Usually the first thing homebuyers think about is negotiating the price. Typically your real estate agent will advise you on comparable sales. This information will guide you to determine a strong offer price. Keep in mind that a seller is concerned about their bottom line. The seller wants to see how much they will net. Also, a seller considers the risk of the offer. For example, a cash offer with no closing costs, no inspection, no warranty, and a quick close may be the most attractive to the seller. The seller may reject a higher price offer that includes requests for closing costs, warranty, and is subject to inspection or financing. However, a prospective buyer and seller can negotiate the price and terms.

Closing costs.

A variety of factors determine closing costs. Closing costs are the costs of the transaction. Closing costs are in addition to any down payment you plan to make on a loan. You can expect closing costs to be between 2% to 5% of the purchase price. You can request the seller to cover some or all of the closing costs as a closing credit. In a competitive seller’s market, keep in mind that the seller of a desirable home may receive multiple offers. Some of the offers may request little or no closing costs. However, a seller may counter offer a request for closing costs. A counter offer for closing costs is typical in a more balanced market or in the event the seller does not happen to receive multiple strong offers.

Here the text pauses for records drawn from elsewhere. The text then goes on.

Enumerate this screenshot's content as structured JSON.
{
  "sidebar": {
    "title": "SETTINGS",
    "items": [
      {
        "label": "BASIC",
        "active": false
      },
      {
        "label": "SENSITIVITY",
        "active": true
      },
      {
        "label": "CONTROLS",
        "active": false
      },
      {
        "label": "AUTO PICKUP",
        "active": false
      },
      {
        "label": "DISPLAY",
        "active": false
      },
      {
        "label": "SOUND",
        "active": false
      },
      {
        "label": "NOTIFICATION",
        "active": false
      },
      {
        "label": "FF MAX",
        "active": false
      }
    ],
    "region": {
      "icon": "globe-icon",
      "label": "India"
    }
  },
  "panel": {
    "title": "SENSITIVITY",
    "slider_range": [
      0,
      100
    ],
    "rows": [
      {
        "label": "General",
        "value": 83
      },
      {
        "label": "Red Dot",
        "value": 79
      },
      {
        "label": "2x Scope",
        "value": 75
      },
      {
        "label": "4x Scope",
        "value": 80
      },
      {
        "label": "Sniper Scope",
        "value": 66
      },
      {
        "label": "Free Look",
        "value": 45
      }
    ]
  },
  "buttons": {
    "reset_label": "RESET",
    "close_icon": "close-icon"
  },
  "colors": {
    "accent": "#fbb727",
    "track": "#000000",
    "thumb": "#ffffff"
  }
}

Furnishings and personal property.

Do you love how the seller has furnished and decorated the home? Buyers may negotiate keeping couches, landscaping decor, patio furniture, appliances, and more. Typically, the listing descriptions will mention the availability of these items. If you feel you really must have furnishings or decor, be sure to discuss this with your buyer’s agent. You may want to request personal property in your initial offer. But you should be cautious about what you add to the offer in our current market. Depending on the item(s), you may be able to negotiate a personal transaction between you the buyer and the seller.

Closing timeline.

Buyer offers that include a quick inspection and close timeline are often more attractive to sellers. But this is not always the case. In our seller’s market, some home sellers may prefer flexibility. This includes allowances in the closing and possession timelines so the seller can find their next home or relocate. So be sure to discuss your wants, needs and flexibilities with your real estate agent. If you are offering a quick close, be sure to ensure you allow yourself ample time. You will need sufficient time to get your financing in place and complete proper and thorough inspections.

Home warranty.

Sellers will often agree to pay the premium on the home warranty for the new homeowner. Many sellers will agree to the expense of a home warranty to ensure the buyer is comfortable with buying a preowned home. Keep in mind that you as a buyer can also purchase the home warranty for yourself. So in our competitive seller’s market, consider the benefit of having the seller pay for the warranty or for you to purchase it on your own.

Inspection and repairs.

Homebuyers should have an inspection. The buyer should pay for the inspection. The inspector works for you–the buyer’s– interest and protection. In our current market, cash buyers may be waiving the home inspection or are just inspecting for major problems. You can have a home inspection for information. In this case you do not intend to request repairs for minor issues. However, an inspection may uncover repairs needed to bring the home up to standard. You can negotiate to have these items fixed before closing or ask for a price reduction or seller credit to cover the costs. Also, in some cases, your lender may require repair of certain items before closing, particularly health and safety items.


Common negotiable items include price, closing costs, timing, personal property, inspection items and warranty. Your buyer’s agent can help you sort through the negotiation process from offer to contract to closing.